Смерть ткнула косой в лежащего бомжа и его душа тотчас отделилась от тела.
— Спрашивайте, Иван Васильевич!
Душа бомжа удивленно оглядывалась по сторонам, потом увидала собственное тело, лежащее у ее ног. Наклонилась к телу, попыталась шмыгнуть обратно, но Смерть отогнала ее от тела подальше.
— Сперва на вопрос ответишь, а потом уже обратно в дом!
— Скажите, — обратился Иван Васильевич к душе бомжа, — вы жить хотите? Я имею в виду ту жизнь, в которой находится ваше тело, а не душа! — уточнил он, видя недоумение в глазах души.
— Разве ж то жизнь? Существование. Животное существование. Каждый день жду, чтобы господь прибрал душу.
— А что же сами на себя руки не наложите?
— Боязно! — поежилась душа бомжа. — Да и грех это, самого себя жизни лишать. Не хочется, знаете ли, в геенне огненной вечно гореть.
— Господи, какие предрассудки! — обреченно вздохнула Смерть.
— То есть, как я понял, вы не против того, чтобы умереть в любой момент? — не обращая внимания на высказывание Смерти, уточнил вопрос директор.
— Отчего же не против, я целиком и полностью за!
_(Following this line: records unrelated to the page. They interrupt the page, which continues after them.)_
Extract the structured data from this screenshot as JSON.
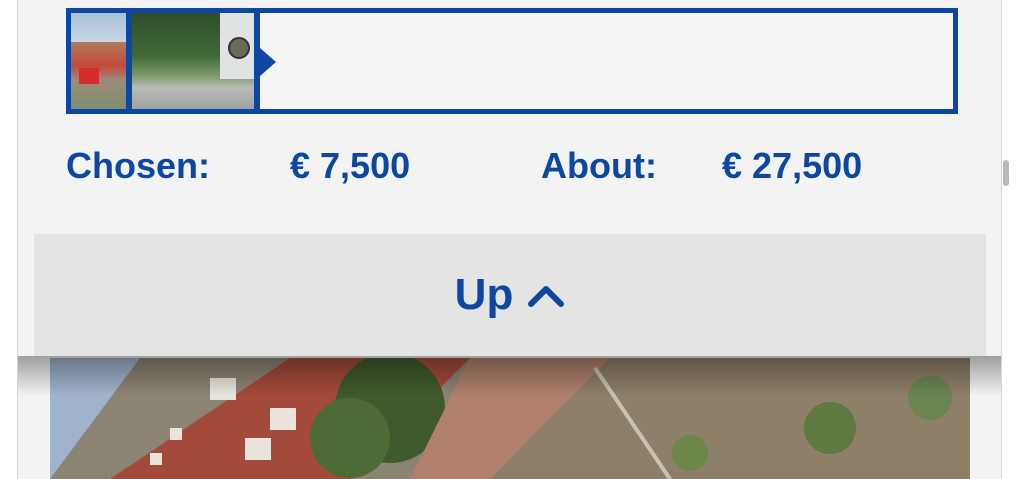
{
  "selection": {
    "chosen_label": "Chosen:",
    "chosen_value": "€ 7,500",
    "about_label": "About:",
    "about_value": "€ 27,500"
  },
  "up_button": {
    "label": "Up",
    "icon": "chevron-up-icon"
  },
  "colors": {
    "accent": "#0d47a1",
    "panel": "#f3f3f3",
    "button_bg": "#e4e4e4"
  }
}
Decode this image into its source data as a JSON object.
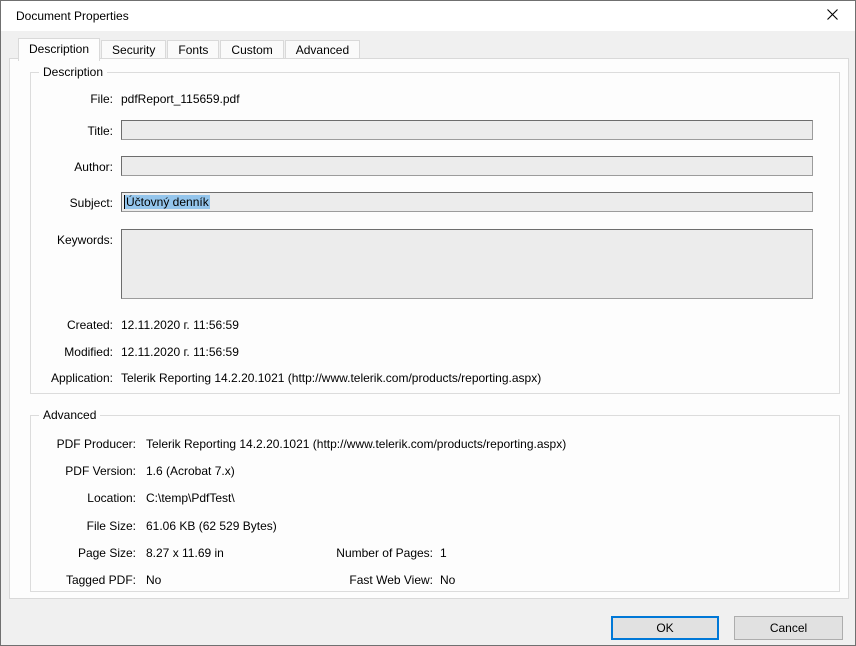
{
  "window": {
    "title": "Document Properties"
  },
  "icons": {
    "close": "✕"
  },
  "tabs": [
    {
      "label": "Description",
      "active": true
    },
    {
      "label": "Security",
      "active": false
    },
    {
      "label": "Fonts",
      "active": false
    },
    {
      "label": "Custom",
      "active": false
    },
    {
      "label": "Advanced",
      "active": false
    }
  ],
  "description": {
    "legend": "Description",
    "file": {
      "label": "File:",
      "value": "pdfReport_115659.pdf"
    },
    "title": {
      "label": "Title:",
      "value": ""
    },
    "author": {
      "label": "Author:",
      "value": ""
    },
    "subject": {
      "label": "Subject:",
      "value": "Účtovný denník",
      "selected": true
    },
    "keywords": {
      "label": "Keywords:",
      "value": ""
    },
    "created": {
      "label": "Created:",
      "value": "12.11.2020 г. 11:56:59"
    },
    "modified": {
      "label": "Modified:",
      "value": "12.11.2020 г. 11:56:59"
    },
    "application": {
      "label": "Application:",
      "value": "Telerik Reporting 14.2.20.1021 (http://www.telerik.com/products/reporting.aspx)"
    }
  },
  "advanced": {
    "legend": "Advanced",
    "pdf_producer": {
      "label": "PDF Producer:",
      "value": "Telerik Reporting 14.2.20.1021 (http://www.telerik.com/products/reporting.aspx)"
    },
    "pdf_version": {
      "label": "PDF Version:",
      "value": "1.6 (Acrobat 7.x)"
    },
    "location": {
      "label": "Location:",
      "value": "C:\\temp\\PdfTest\\"
    },
    "file_size": {
      "label": "File Size:",
      "value": "61.06 KB (62 529 Bytes)"
    },
    "page_size": {
      "label": "Page Size:",
      "value": "8.27 x 11.69 in"
    },
    "number_of_pages": {
      "label": "Number of Pages:",
      "value": "1"
    },
    "tagged_pdf": {
      "label": "Tagged PDF:",
      "value": "No"
    },
    "fast_web_view": {
      "label": "Fast Web View:",
      "value": "No"
    }
  },
  "buttons": {
    "ok": "OK",
    "cancel": "Cancel"
  },
  "colors": {
    "accent": "#0078d7",
    "selection": "#94c5ec"
  }
}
Формально за, — уточнила душа поспешно. — А как же я умру?
— Есть предпочтения? — ухмыльнулся директор.
— Не в том смысле, с детства не терплю боли, даже самой малой. Не хочется страдать, знаете ли. Хотелось бы как нибудь эдак уснуть и не проснуться.
— Легкой смерти хотите?
— Вот-вот, правильное слово — легкой! — обрадовалась душа, словно ей пообещали сладкую конфету.